Obomination: Hiding War Behind an Obamism
Add another ridiculous euphemism
to the list. Obama gave “acts of
terrorism” the label “man-caused disasters.” He coined the term “outliers” for the formerly
“rogue” countries of North Korea and Iran. Now Obama declared in a 32-page report to
Congress that the hostilities in Libya are “limited military operations.” This
report follows Deputy National
Security Adviser Ben Rhodes’ reference to the deployment in Libya as “kinetic
military action.”
According to Politico, the Obama
administration is engaging in nothing short of “verbal gymnastics” to avoid admitting that we are at war.
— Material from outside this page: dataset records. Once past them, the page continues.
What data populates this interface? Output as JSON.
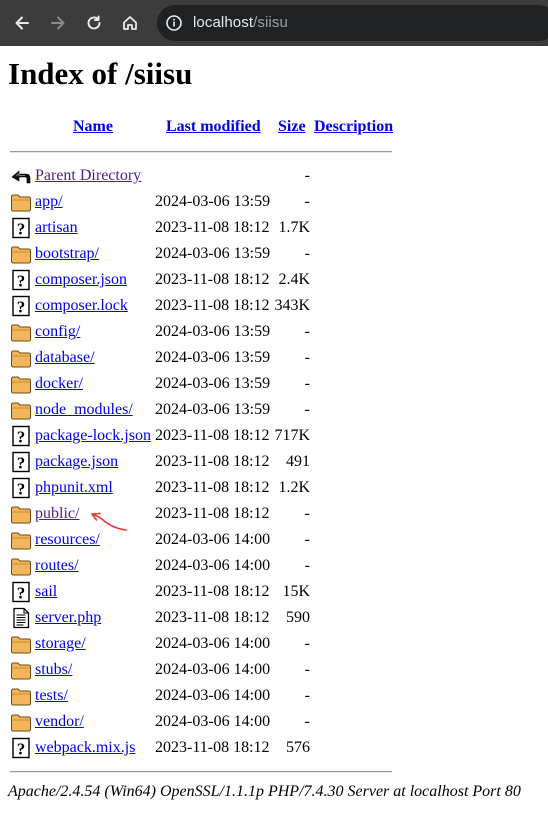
{
  "browser": {
    "url_host": "localhost",
    "url_path": "/siisu"
  },
  "page": {
    "title": "Index of /siisu",
    "columns": {
      "name": "Name",
      "last_modified": "Last modified",
      "size": "Size",
      "description": "Description"
    },
    "parent": {
      "label": "Parent Directory",
      "size": "-"
    },
    "entries": [
      {
        "name": "app/",
        "modified": "2024-03-06 13:59",
        "size": "-",
        "icon": "folder-icon"
      },
      {
        "name": "artisan",
        "modified": "2023-11-08 18:12",
        "size": "1.7K",
        "icon": "unknown-file-icon"
      },
      {
        "name": "bootstrap/",
        "modified": "2024-03-06 13:59",
        "size": "-",
        "icon": "folder-icon"
      },
      {
        "name": "composer.json",
        "modified": "2023-11-08 18:12",
        "size": "2.4K",
        "icon": "unknown-file-icon"
      },
      {
        "name": "composer.lock",
        "modified": "2023-11-08 18:12",
        "size": "343K",
        "icon": "unknown-file-icon"
      },
      {
        "name": "config/",
        "modified": "2024-03-06 13:59",
        "size": "-",
        "icon": "folder-icon"
      },
      {
        "name": "database/",
        "modified": "2024-03-06 13:59",
        "size": "-",
        "icon": "folder-icon"
      },
      {
        "name": "docker/",
        "modified": "2024-03-06 13:59",
        "size": "-",
        "icon": "folder-icon"
      },
      {
        "name": "node_modules/",
        "modified": "2024-03-06 13:59",
        "size": "-",
        "icon": "folder-icon"
      },
      {
        "name": "package-lock.json",
        "modified": "2023-11-08 18:12",
        "size": "717K",
        "icon": "unknown-file-icon"
      },
      {
        "name": "package.json",
        "modified": "2023-11-08 18:12",
        "size": "491",
        "icon": "unknown-file-icon"
      },
      {
        "name": "phpunit.xml",
        "modified": "2023-11-08 18:12",
        "size": "1.2K",
        "icon": "unknown-file-icon"
      },
      {
        "name": "public/",
        "modified": "2023-11-08 18:12",
        "size": "-",
        "icon": "folder-icon",
        "visited": true
      },
      {
        "name": "resources/",
        "modified": "2024-03-06 14:00",
        "size": "-",
        "icon": "folder-icon"
      },
      {
        "name": "routes/",
        "modified": "2024-03-06 14:00",
        "size": "-",
        "icon": "folder-icon"
      },
      {
        "name": "sail",
        "modified": "2023-11-08 18:12",
        "size": "15K",
        "icon": "unknown-file-icon"
      },
      {
        "name": "server.php",
        "modified": "2023-11-08 18:12",
        "size": "590",
        "icon": "text-file-icon"
      },
      {
        "name": "storage/",
        "modified": "2024-03-06 14:00",
        "size": "-",
        "icon": "folder-icon"
      },
      {
        "name": "stubs/",
        "modified": "2024-03-06 14:00",
        "size": "-",
        "icon": "folder-icon"
      },
      {
        "name": "tests/",
        "modified": "2024-03-06 14:00",
        "size": "-",
        "icon": "folder-icon"
      },
      {
        "name": "vendor/",
        "modified": "2024-03-06 14:00",
        "size": "-",
        "icon": "folder-icon"
      },
      {
        "name": "webpack.mix.js",
        "modified": "2023-11-08 18:12",
        "size": "576",
        "icon": "unknown-file-icon"
      }
    ],
    "footer": "Apache/2.4.54 (Win64) OpenSSL/1.1.1p PHP/7.4.30 Server at localhost Port 80"
  },
  "colors": {
    "toolbar": "#3c3c3c",
    "link": "#0000ee",
    "visited_link": "#551a8b",
    "annotation": "#e53935"
  }
}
Instead of stating the obvious, Obama hopes
that the American public will not figure out what he’s really up to – exercising
war powers without Congressional approval.
The War Powers Act
authorizes deployment of forces by the President for 60 days without consulting
Congress when there is “a national emergency created
by attack upon the United States, its territories or possessions, or its armed
forces.” Obama justifies the unilateral action in Libya by claiming
that “U.S. operations do not involve sustained fighting or active exchanges of
fire with hostile forces, nor do they involve the presence of U.S. ground
troops, U.S. casualties or a serious threat thereof, or any significant chance
of escalation into a conflict characterized by those factors.” State Department legal adviser Harold Koh appeared at the Foreign Relations
Committee on June 28 to defend this position.
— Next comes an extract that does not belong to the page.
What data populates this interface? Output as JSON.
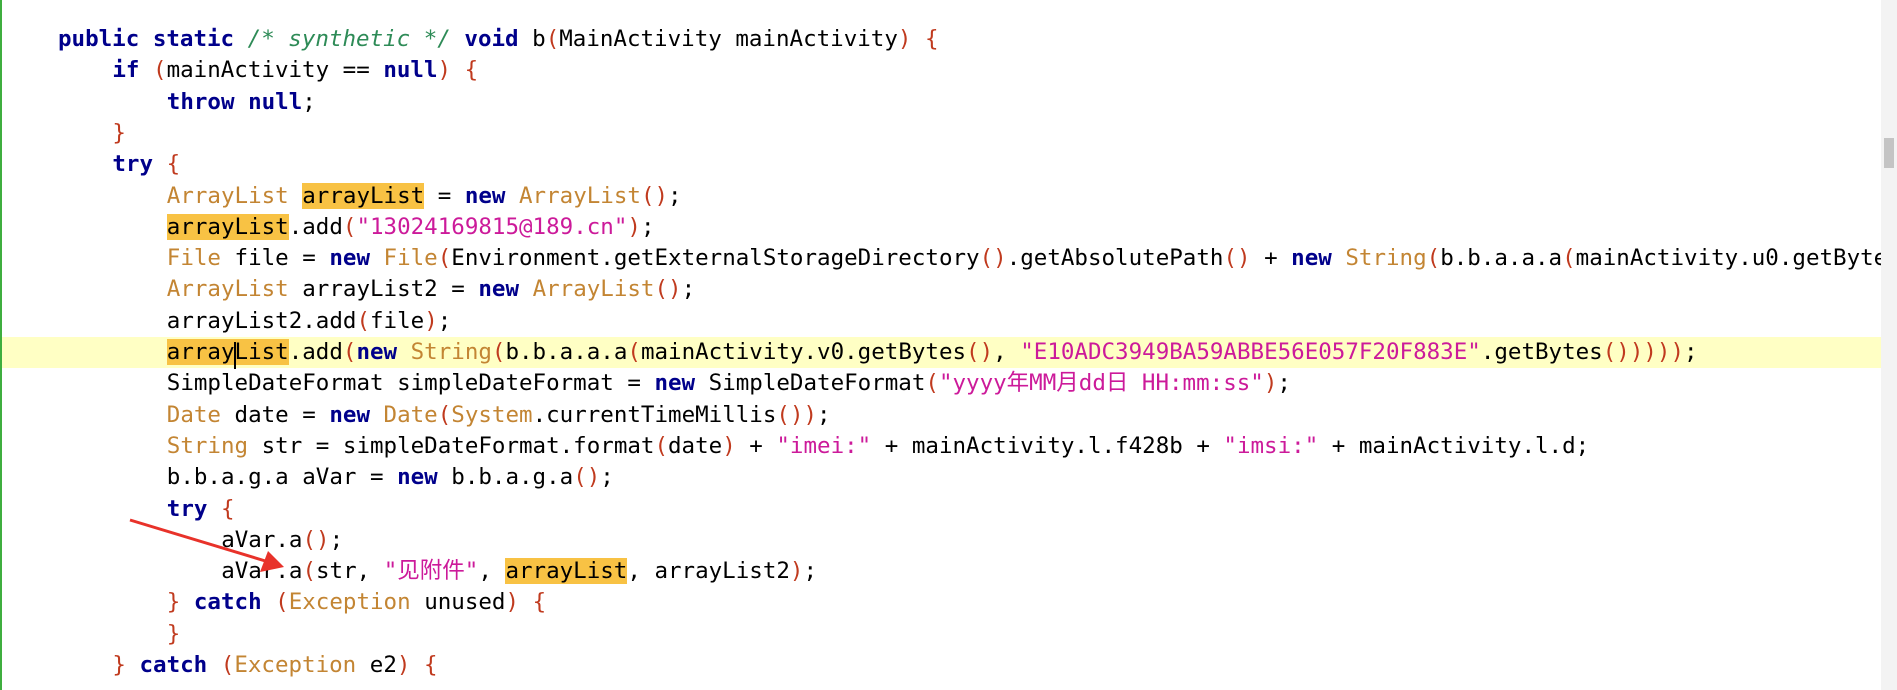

Koh argued that “The legal trigger for the automatic pullout clock —
‘hostilities’ — is an ambiguous term of art.”
Of this
“justification,” Speaker of the House John Boehner (R-Oh.) has said,
“It just doesn’t pass the straight-face test in my view that we’re not in the
midst of hostilities.” Jonathan Schell
points out in an op-ed
in the Los Angeles Times that
according to the Obama approach:
War is only
war, it seems, when Americans are dying — when we die. When only they — the
Libyans — die, it is something else for which there is as yet apparently no
name…
Some strange conclusions follow from this
strange thinking and these strange facts. In the old scheme of things, an
attack on a country was an act of war, no matter what. Now the Obama
administration claims that if the adversary cannot fight back, there is no war.
It follows
that adversaries of the United States have a new motive for — if not equaling
us — then at least doing us some damage. Only then will they be accorded the
legal protections (such as they are) of authorized war. Without that, they are
at the mercy of the whim of the president.
As an academic, Obama should have taught linguistics,
not constitutional law. As president, Obama
should spend more time grounding his decisions in reasonable interpretations of
the law, rather than developing new euphemisms.